Intel 810 Random Number Generator
Theodore Y. Ts'o
tytso en MIT.EDU
Mar Ene 25 22:59:39 CST 2000
There've been a lot of comments on the subject, so I waited until I was
completely caught up on e-mail to send one reply to the entire
thread....
First of all, /dev/random is supposed to be a very high quality random
number generator. It's use is *supposed* to be for generating critical
cryptographic keys, particularly long-term keys, and for seeding
pseudo-random number generators. It's not particularly optimized for
generating large numbers of random numbers for use in Monte Carlo
applications, for example, and in such applications you usually want a
statistically good, PRNG since being able to replicate your results is
*good*. (As opposed to crypto key generation, were being able to
replicate your results is *bad*. :-)
As such, using a true random number generator is a good thing. If done
well, it can do a much better job than some of the sampling tricks
currently used in /dev/random. The caveat is in the "if it works"...

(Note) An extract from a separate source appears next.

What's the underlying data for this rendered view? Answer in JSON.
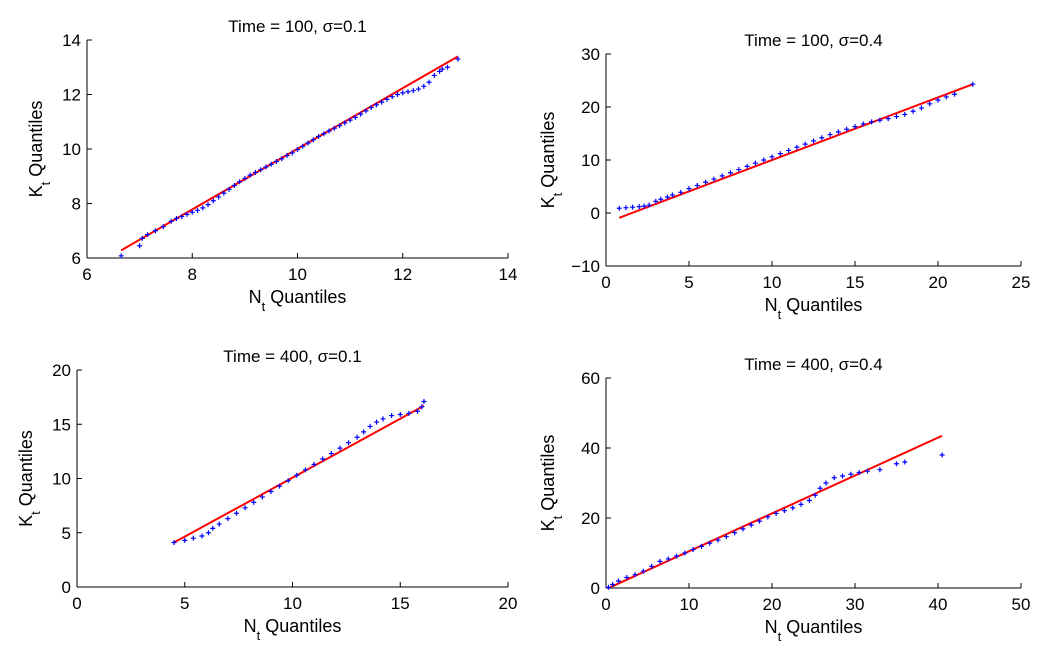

Hardware random number generators are notoriously hard to get right.
All sorts of environmental inputs (60 Hz hum, harmonics for CPU clocks,
sampling artifacts, etc.) can potentially swamp the effects of the
quantuum noise generated by the device.
For this reason, it's a really good idea to wash the outputs from the
hardware random number generator through some kind of real-time verifier
to make sure (to some level of confidence) that the hardware generator
hasn't suddenly started screwing up. This could happen in any number of
ways --- a transitor in the RNG chip getting damaged from a power spike,
or from a cosmic ray, a NSA/FBI executed black bag job, etc.

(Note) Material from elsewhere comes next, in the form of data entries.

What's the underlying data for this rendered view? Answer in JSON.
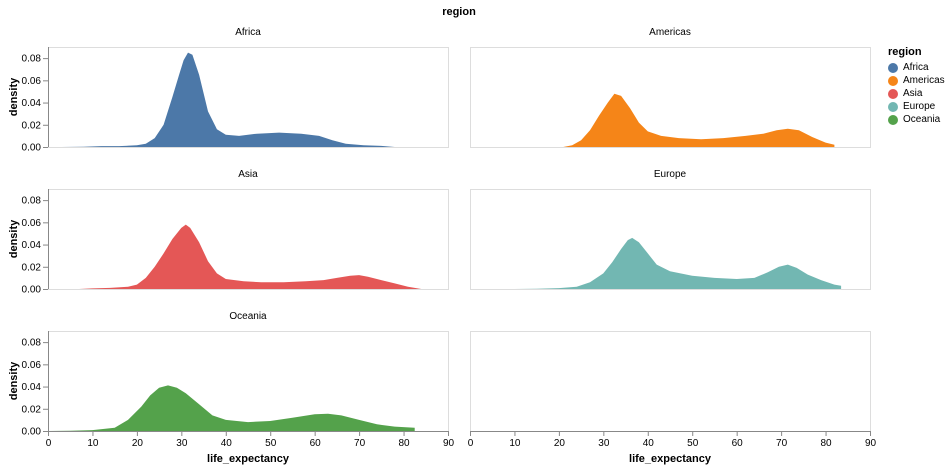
{
  "title": "region",
  "legend": {
    "title": "region",
    "items": [
      {
        "label": "Africa",
        "color": "#4c78a8"
      },
      {
        "label": "Americas",
        "color": "#f58518"
      },
      {
        "label": "Asia",
        "color": "#e45756"
      },
      {
        "label": "Europe",
        "color": "#72b7b2"
      },
      {
        "label": "Oceania",
        "color": "#54a24b"
      }
    ]
  },
  "chart_data": {
    "type": "area",
    "facet_field": "region",
    "xlabel": "life_expectancy",
    "ylabel": "density",
    "xlim": [
      0,
      90
    ],
    "ylim": [
      0,
      0.09
    ],
    "x_ticks": [
      0,
      10,
      20,
      30,
      40,
      50,
      60,
      70,
      80,
      90
    ],
    "y_ticks": [
      0,
      0.02,
      0.04,
      0.06,
      0.08
    ],
    "y_tick_labels": [
      "0.00",
      "0.02",
      "0.04",
      "0.06",
      "0.08"
    ],
    "grid": false,
    "legend_position": "right",
    "facets": [
      {
        "name": "Africa",
        "color": "#4c78a8",
        "points": [
          [
            3,
            0
          ],
          [
            8,
            0.0003
          ],
          [
            12,
            0.0008
          ],
          [
            16,
            0.0008
          ],
          [
            20,
            0.0015
          ],
          [
            22,
            0.003
          ],
          [
            24,
            0.008
          ],
          [
            26,
            0.02
          ],
          [
            28,
            0.045
          ],
          [
            29.5,
            0.065
          ],
          [
            30.5,
            0.078
          ],
          [
            31.5,
            0.085
          ],
          [
            32.5,
            0.083
          ],
          [
            34,
            0.065
          ],
          [
            36,
            0.032
          ],
          [
            38,
            0.016
          ],
          [
            40,
            0.011
          ],
          [
            43,
            0.01
          ],
          [
            47,
            0.012
          ],
          [
            52,
            0.013
          ],
          [
            57,
            0.012
          ],
          [
            61,
            0.01
          ],
          [
            64,
            0.006
          ],
          [
            67,
            0.003
          ],
          [
            71,
            0.0015
          ],
          [
            75,
            0.001
          ],
          [
            78,
            0
          ]
        ]
      },
      {
        "name": "Americas",
        "color": "#f58518",
        "points": [
          [
            21,
            0
          ],
          [
            23,
            0.0015
          ],
          [
            25,
            0.006
          ],
          [
            27,
            0.015
          ],
          [
            29,
            0.028
          ],
          [
            31,
            0.04
          ],
          [
            32.5,
            0.048
          ],
          [
            34,
            0.046
          ],
          [
            36,
            0.035
          ],
          [
            38,
            0.022
          ],
          [
            40,
            0.014
          ],
          [
            43,
            0.01
          ],
          [
            47,
            0.008
          ],
          [
            52,
            0.007
          ],
          [
            57,
            0.008
          ],
          [
            62,
            0.01
          ],
          [
            66,
            0.012
          ],
          [
            69,
            0.015
          ],
          [
            71.5,
            0.0165
          ],
          [
            74,
            0.015
          ],
          [
            77,
            0.009
          ],
          [
            80,
            0.004
          ],
          [
            82,
            0.002
          ]
        ]
      },
      {
        "name": "Asia",
        "color": "#e45756",
        "points": [
          [
            7,
            0
          ],
          [
            10,
            0.0005
          ],
          [
            14,
            0.001
          ],
          [
            18,
            0.002
          ],
          [
            20,
            0.004
          ],
          [
            22,
            0.01
          ],
          [
            24,
            0.02
          ],
          [
            26,
            0.032
          ],
          [
            28,
            0.045
          ],
          [
            30,
            0.055
          ],
          [
            31,
            0.058
          ],
          [
            32,
            0.055
          ],
          [
            34,
            0.042
          ],
          [
            36,
            0.025
          ],
          [
            38,
            0.014
          ],
          [
            40,
            0.009
          ],
          [
            44,
            0.007
          ],
          [
            48,
            0.006
          ],
          [
            53,
            0.006
          ],
          [
            58,
            0.007
          ],
          [
            62,
            0.008
          ],
          [
            65,
            0.01
          ],
          [
            68,
            0.012
          ],
          [
            70,
            0.0125
          ],
          [
            72,
            0.011
          ],
          [
            75,
            0.008
          ],
          [
            78,
            0.005
          ],
          [
            81,
            0.002
          ],
          [
            84,
            0
          ]
        ]
      },
      {
        "name": "Europe",
        "color": "#72b7b2",
        "points": [
          [
            10,
            0
          ],
          [
            15,
            0.0003
          ],
          [
            20,
            0.0008
          ],
          [
            24,
            0.002
          ],
          [
            27,
            0.006
          ],
          [
            30,
            0.014
          ],
          [
            32,
            0.024
          ],
          [
            34,
            0.036
          ],
          [
            35.5,
            0.044
          ],
          [
            36.5,
            0.046
          ],
          [
            38,
            0.042
          ],
          [
            40,
            0.032
          ],
          [
            42,
            0.022
          ],
          [
            45,
            0.016
          ],
          [
            50,
            0.012
          ],
          [
            55,
            0.01
          ],
          [
            60,
            0.009
          ],
          [
            64,
            0.01
          ],
          [
            67,
            0.015
          ],
          [
            69.5,
            0.02
          ],
          [
            71.5,
            0.022
          ],
          [
            73.5,
            0.019
          ],
          [
            76,
            0.013
          ],
          [
            79,
            0.008
          ],
          [
            82,
            0.004
          ],
          [
            83.5,
            0.003
          ]
        ]
      },
      {
        "name": "Oceania",
        "color": "#54a24b",
        "points": [
          [
            0,
            0
          ],
          [
            5,
            0.0003
          ],
          [
            10,
            0.0008
          ],
          [
            15,
            0.003
          ],
          [
            18,
            0.01
          ],
          [
            21,
            0.022
          ],
          [
            23,
            0.032
          ],
          [
            25,
            0.039
          ],
          [
            27,
            0.041
          ],
          [
            29,
            0.039
          ],
          [
            31,
            0.034
          ],
          [
            34,
            0.024
          ],
          [
            37,
            0.014
          ],
          [
            40,
            0.01
          ],
          [
            45,
            0.008
          ],
          [
            50,
            0.009
          ],
          [
            55,
            0.012
          ],
          [
            60,
            0.015
          ],
          [
            63,
            0.0155
          ],
          [
            66,
            0.014
          ],
          [
            70,
            0.01
          ],
          [
            74,
            0.006
          ],
          [
            78,
            0.004
          ],
          [
            82.5,
            0.003
          ]
        ]
      }
    ]
  }
}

This verifier can be done in the kernel, but that limits you to the
amount of statistical tests you can do, and you generally don't want to
put too much of that in the kernel. This is true especially if you want
to be uber-paranoid, and run spectral analysis over the data looking for
potential problems. Even if you're just running the FIPS tests over
each batch of data before feeding it into the /dev/random, that requires
enough CPU and involves enough complexity that simply shoving it into
the kernel probably isn't the right answer.
Of course, you can simply just be very conservative about how many bits
of credit you give the inputs to the 810RNG. The Intel paper about the
810 RNG (by Jun and Kocher) claims that 1/2 bit of entropy per output
bit is a good conservative estimate. People who like to be more careful
can simply give even less credit.
However, I think that past a certain point, it does make more sense to
have a user-level daemon which handles the verification and sampling
tests for the chip. If it's done right, it can work across multiple
hardware RNG's, simply by reading the randomness from the device
drivers, and then doing the appropriate pre-processing, and then feeding
it into /dev/random with the appropriate entropy credits. Perhaps there
should be a "simple mode" which simply takes inputs from the driver and
feeds them directly into /dev/random without the intervention of the
user-mode process, and it can simply be very conservative about how much
entropy credit it gives to the entropy count. But there should be a way
for a user-mode process to disable this and take over control over
the post-RNG processing.
- Ted
P.S. If you look at the Jun and Kocher paper (thanks to Colin Plumb for
giving me a pointer to it:
http://developer.intel.com/design/security/rng/CRIwp.htm
It's clear that there is a hardware whitener (a von Neumann bias
eliminator) to remove 0 vs 1 biases. There are hints that it's
possible to turn off the whitener, so that you get access to the raw
stream of bits from the RNG before any whitening is done.
Unfortunately, how to actually do this (probably some kind of debug
mode) doesn't seem to be published anywhere. If any one knows how to do
this, please let me know. Ideally, if the software is going to be doing
real-time verification of the RNG's soundness, it should be doing so on
the pre-whitened data stream. As an example, the following string of
numbers is anything but random:
1 2 3 4 5 6 7 8 9 10
However, if this is run through a MD5 or SHA whitener, the result would
*look* random, even though the source material is anything but random.
So you really want to look for patters and do any analysis on the raw
data stream.
So, if anyone can figure out (and tell me) how to turn off the 810's
hardware whitener circuits, that would be really useful. Thanks!!